Лицо у него при этом было приятно созерцательное. Глаза блестели, как у питекантропа, которому вместо камней предложили забросать мамонта ручными гранатами.
– Знаешь, что будет, если поджечь порох? – спросил он ведьму, задумчиво прокручивая колесико зажигалки.
– На одного дурака меньше, – понадеялась Улита.
– Неверно! Подчеркиваю: порох взрывается только в замкнутом пространстве. А так он просто сгорает, хотя и ярко, но без последствий, – нравоучительно сказал Чимоданов.
Он ссыпал порох на столовую ложку, поднес зажигалку и ойкнул, когда всплеснувшее белое пламя обожгло ему кончик носа. Дальше этого дело не пошло. Порох действительно не взорвался.

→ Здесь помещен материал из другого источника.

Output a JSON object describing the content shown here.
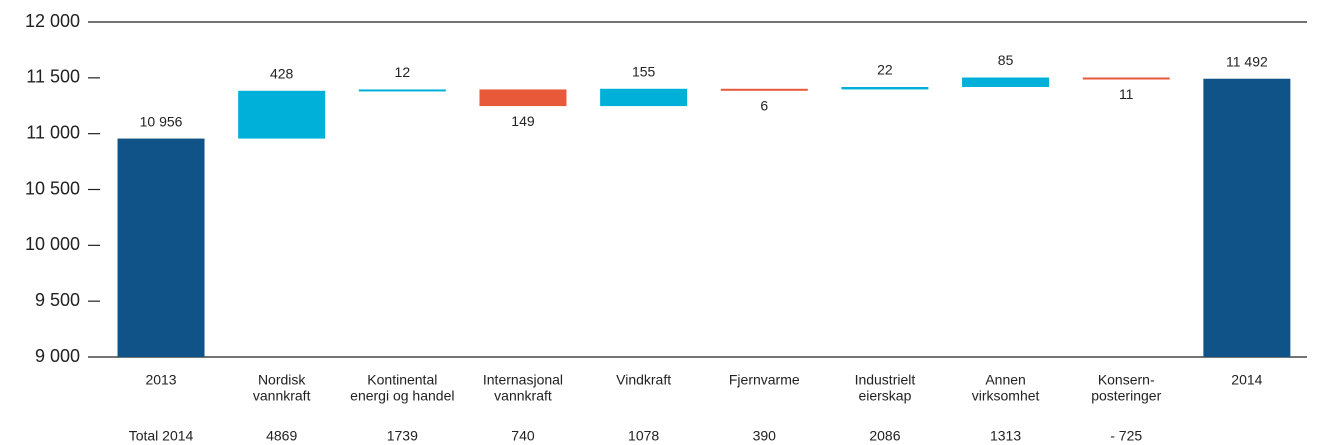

– Н-но! Без фокусов! Помни, кто я и кто ты! – укоризненно сказал ложке Чимоданов.
Ложка осознала свое ничтожество и промолчала. Петруччо подул на нее и встал.
– Ну я пошел!
– Куда? – лениво поинтересовалась Улита.
– Хочу попытаться выплавить свинец, – пояснил Чимоданов и, мечтательно улыбаясь, уединился с дробью.
За Петруччо, прихрамывая, бежал Зудука с капсюлем. Оба – и Зудука, и его хозяин – выглядели довольными. Они существовали в мире заданных координат, где все было расписано заранее, все расставлено по полочкам. И в этой заданности было величайшее успокоение.
– Сил моих нет! Я кипю, бесюсь и туплею! Если Эссиорх не вернется в самое ближайшее время, я кого-нибудь съем! – ни к кому не обращаясь, вполголоса сказала Улита.
Пытаясь избавиться от назойливых мыслей, ведьма потрясла головой и с недоумением уставилась на обглоданную куриную ножку, не понимая, откуда она взялась у нее в руке.
– Человек не должен ни к чему привязываться. Он должен любить, бешено любить, всей душой, но не привязываться. Ты поняла это, дура? – сказала Улита не то куриной кости, не то кому-то еще.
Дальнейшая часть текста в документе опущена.